Sunday, March 15, 2009

“Taking Chance” A Lenten Parable from HBO

Readers’ Advisory – Reading someone else’s writing about a poem is never safe. What the writer thinks is there is likely to be different from what you think is there. And make no mistake: TAKING CHANCE is a poem. A mesmerizing little film that runs just over an hour with the thinnest of story lines but the thickness of premium ice cream and as many facets as a well cut diamond.

At its simplest, this film is the story of a Marine Colonel who, frustrated with his role as a desk jockey, volunteers to escort the body of PFC Chance Phelps, a young Marine who has been killed in Iraq, home to his family.

At its core, the film is also a profound illustration of the miracle that can happen when a person takes to heart the words of Ian’s wonderful song, “There’s a Black Wind blowing across this land . . . . Reach out and take somebody’s hand.”

Against all protocol – “officers are not generally assigned to escort PFCs” the Colonel is told – this man asks for the job and discovers that he has asked for it for “wrong” reasons. The Colonel has focused on this particular young Marine believing that he will be returning the body to his own hometown. Does he think he will be making his own journey home? It turns out, however, that Chance was recruited in the Colonel’s hometown, but that his family is actually in a small town in another State.

Nevertheless, the Colonel undertakes his task with absolute vigilance. He begins by checking with the Dover mortuary staff to make sure that Chance has been dressed in the correct dress uniform carrying all of the medals the young man has earned. He has been told that he is not to let go of the bag holding Chance’s personal effects until he gives it to the family, and he refuses to relinquish it at airport security. He is told he is responsible for the soldier until they arrive at the destination mortuary and not only does he check to ensure that the correct box is loaded and unloaded at each transfer, but he chooses to sleep by its side in a warehouse during the overnight layover at the Minneapolis airport.

No over-the-top stereotypes here: the Colonel takes every action with the deliberateness of a priest kissing his stole at the highest of Masses.

Along the way he, and we, meet an amazing array of people who choose, each in his or her own way, to participate in the young Marine’s journey home. Once they reach Chance’s hometown, the Colonel has no responsibilities other than the delivery of the personal effects, but he meets and chooses to participate with a remarkable community that has dedicated itself to events surrounding the homecoming and burial.

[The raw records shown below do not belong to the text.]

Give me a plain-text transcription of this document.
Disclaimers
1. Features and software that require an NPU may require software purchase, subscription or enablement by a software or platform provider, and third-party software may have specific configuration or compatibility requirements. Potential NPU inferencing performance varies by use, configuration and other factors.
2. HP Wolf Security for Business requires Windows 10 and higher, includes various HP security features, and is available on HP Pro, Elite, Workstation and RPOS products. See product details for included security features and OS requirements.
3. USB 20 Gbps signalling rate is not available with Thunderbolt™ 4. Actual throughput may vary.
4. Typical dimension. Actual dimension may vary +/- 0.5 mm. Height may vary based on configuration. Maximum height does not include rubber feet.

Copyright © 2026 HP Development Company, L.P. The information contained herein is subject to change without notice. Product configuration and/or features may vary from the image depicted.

I’ve left more out of this telling than I have put in, but nothing I could write could really capture thie extraordinary experience I had watching this film. Based on the Colonel’s journal of his trip, it is a stately riff on teamwork, ritual, and community. And, to me, it is the story of one man’s surprising redefinition of what matters – and of his reconnection to his own soul.

The events of TAKING CHANCE began over Easter weekend of 2004; watching it will probably become part of my own Easter tradition. It may not become part of yours, but I urge you to see it and discover for yourself what it says to you.

Monday, March 2, 2009

Pregnancy is the new Lent!

Jimmy's sermon yesterday and and the discussion after really had me cracking up. I have been racking my brain about what I should "give up" for lent, something that would bring me closer to God. Hmmmm....as people talked about giving up drinking, sugar or worrying (good luck!), I thought hold it. I am a walking poster for lent. At 8 1/2 months pregnant I have given up many things, drinking, eating too much sugar, and recently bending down to pick something up! Pregnancy has slowed me down. I can't walk too far, go too far, busy myself with too many things...instead I am reflective, taking care of myself, and napping! all things I would NEVER do unless I was carrying a child!!

Being pregnant has brought me closer to God. I am relying on him more to take care of me, thinking about all the things I am grateful for, and hopeful for my baby girl on the way. There's a lot of trust going on between me and the big man right now. I am "listening up", I am not distracted. I am connected to God, I think he designed it this way!

Yes, I still worry, get cranky, and emotional, but the truth is I have to rely on God right now. Pregnancy is a very "Out of control state" and I am a very 'In control" person. This may be the perfect exercise for a type A-er like me!

After I have the baby I will probably go back to my old ways, but I am hoping I can remember how it feels to have nine (really ten people) months of lent. I highly recommend it.